Build rigid enclosures / containment to fully separate the heat rejected from the rear of IT equipment from the cool air intakes on the front. Hot aisle containment is the most effective for a variety of reasons. Alternatively use flexible strip curtains in legacy sites to improve the separation by blocking any open spaces above the cabinets.
Standardise on cabinets designed for High-Density Environments. Standardising on an appropriate cabinet design makes it much easier to establish and enforce effective power and thermal policies. Avoid shallow cabinets to make sure in-cabinet cabling does not obstruct airflow. Select equipment cabinets that do not have an internal configuration that would obstruct smooth cooling airflow through the installed IT equipment.

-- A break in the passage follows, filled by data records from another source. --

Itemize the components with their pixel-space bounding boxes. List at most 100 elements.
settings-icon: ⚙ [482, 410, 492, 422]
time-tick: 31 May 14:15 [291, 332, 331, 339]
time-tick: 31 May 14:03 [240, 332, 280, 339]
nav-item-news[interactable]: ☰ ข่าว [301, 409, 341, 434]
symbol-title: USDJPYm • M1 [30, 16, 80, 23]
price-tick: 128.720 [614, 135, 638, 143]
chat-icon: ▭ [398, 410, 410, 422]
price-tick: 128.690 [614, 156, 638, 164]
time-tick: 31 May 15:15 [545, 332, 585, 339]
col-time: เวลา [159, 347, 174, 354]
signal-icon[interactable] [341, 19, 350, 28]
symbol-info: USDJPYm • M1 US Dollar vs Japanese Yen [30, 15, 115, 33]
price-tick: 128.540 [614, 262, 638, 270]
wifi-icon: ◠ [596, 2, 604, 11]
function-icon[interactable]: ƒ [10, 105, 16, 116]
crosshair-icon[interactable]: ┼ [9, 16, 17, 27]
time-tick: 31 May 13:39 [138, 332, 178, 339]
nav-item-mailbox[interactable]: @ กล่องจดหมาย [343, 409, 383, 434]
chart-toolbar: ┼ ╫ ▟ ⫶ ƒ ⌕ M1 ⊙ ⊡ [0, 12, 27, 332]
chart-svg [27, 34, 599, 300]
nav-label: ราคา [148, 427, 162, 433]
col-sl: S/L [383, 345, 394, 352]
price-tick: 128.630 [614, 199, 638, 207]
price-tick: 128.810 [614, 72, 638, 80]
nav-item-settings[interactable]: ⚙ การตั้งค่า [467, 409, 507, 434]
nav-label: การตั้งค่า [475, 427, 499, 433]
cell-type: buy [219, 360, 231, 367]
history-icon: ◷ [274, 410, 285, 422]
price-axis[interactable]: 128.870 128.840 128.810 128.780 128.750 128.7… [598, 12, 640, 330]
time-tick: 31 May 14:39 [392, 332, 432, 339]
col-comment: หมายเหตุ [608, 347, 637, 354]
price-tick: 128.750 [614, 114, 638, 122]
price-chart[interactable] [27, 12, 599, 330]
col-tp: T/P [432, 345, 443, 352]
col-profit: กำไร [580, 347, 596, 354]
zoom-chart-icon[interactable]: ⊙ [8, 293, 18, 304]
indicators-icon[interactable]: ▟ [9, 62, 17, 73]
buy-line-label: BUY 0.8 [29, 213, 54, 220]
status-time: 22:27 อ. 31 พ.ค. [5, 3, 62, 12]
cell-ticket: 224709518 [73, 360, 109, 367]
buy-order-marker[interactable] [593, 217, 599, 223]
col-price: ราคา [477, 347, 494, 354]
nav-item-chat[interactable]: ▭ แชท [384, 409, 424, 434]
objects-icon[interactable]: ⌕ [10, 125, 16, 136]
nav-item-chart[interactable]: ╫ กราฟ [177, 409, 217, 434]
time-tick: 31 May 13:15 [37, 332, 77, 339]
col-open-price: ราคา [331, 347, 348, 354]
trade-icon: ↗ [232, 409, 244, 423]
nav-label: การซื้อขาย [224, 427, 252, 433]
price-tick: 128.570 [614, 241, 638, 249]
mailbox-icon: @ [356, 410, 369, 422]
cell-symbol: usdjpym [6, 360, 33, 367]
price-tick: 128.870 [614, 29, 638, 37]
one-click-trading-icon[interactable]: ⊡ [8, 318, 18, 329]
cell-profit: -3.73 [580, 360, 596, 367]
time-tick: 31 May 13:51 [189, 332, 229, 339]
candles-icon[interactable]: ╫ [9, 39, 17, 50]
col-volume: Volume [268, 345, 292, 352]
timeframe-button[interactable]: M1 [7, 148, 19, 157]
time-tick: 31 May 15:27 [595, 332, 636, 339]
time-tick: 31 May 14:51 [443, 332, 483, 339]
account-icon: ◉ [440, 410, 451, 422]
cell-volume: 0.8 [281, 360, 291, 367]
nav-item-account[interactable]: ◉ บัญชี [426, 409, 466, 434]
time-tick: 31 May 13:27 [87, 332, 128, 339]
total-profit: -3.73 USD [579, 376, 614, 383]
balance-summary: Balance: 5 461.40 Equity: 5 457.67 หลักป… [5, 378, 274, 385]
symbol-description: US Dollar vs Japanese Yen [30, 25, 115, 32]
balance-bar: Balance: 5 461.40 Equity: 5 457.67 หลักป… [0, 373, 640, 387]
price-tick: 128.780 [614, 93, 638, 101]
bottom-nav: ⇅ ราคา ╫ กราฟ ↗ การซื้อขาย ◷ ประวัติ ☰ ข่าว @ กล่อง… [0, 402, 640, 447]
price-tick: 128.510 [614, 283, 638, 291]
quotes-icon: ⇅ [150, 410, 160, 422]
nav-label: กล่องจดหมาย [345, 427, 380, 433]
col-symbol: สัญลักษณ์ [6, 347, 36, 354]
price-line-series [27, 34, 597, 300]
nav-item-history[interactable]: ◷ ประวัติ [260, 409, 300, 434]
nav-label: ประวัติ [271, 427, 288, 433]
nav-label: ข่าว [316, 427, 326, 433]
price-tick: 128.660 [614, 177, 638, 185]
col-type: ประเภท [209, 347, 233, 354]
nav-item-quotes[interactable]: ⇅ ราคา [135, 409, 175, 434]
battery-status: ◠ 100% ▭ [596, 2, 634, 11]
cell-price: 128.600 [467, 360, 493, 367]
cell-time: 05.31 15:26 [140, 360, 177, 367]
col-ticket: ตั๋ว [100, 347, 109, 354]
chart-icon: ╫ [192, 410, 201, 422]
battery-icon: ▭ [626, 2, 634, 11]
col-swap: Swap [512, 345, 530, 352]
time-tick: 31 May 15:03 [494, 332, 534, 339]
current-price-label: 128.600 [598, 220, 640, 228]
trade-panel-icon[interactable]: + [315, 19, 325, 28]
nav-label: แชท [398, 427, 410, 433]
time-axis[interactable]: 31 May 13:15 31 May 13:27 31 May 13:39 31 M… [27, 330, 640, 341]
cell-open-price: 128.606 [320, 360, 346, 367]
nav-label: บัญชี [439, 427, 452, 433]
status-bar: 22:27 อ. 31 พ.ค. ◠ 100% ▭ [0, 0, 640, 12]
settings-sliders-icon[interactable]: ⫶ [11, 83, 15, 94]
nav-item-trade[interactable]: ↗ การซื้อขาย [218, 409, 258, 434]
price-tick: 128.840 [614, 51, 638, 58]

Overhead return plenums need to be sized to allow for the large quantities of air flow that is required. Common obstructions such as piping, cabling trays, or electrical conduits need to be accounted for when calculating the plenum space required. Blockages can cause high pressure drops and uneven flow.
In non-contained aisles there should be at least 1 metre clearance between the top of the equipment cabinets and the ceiling. Insufficient ceiling height will obstruct the delivery of efficient air cooling technologies such as raised floor, suspended ceiling or ducts within the data centre.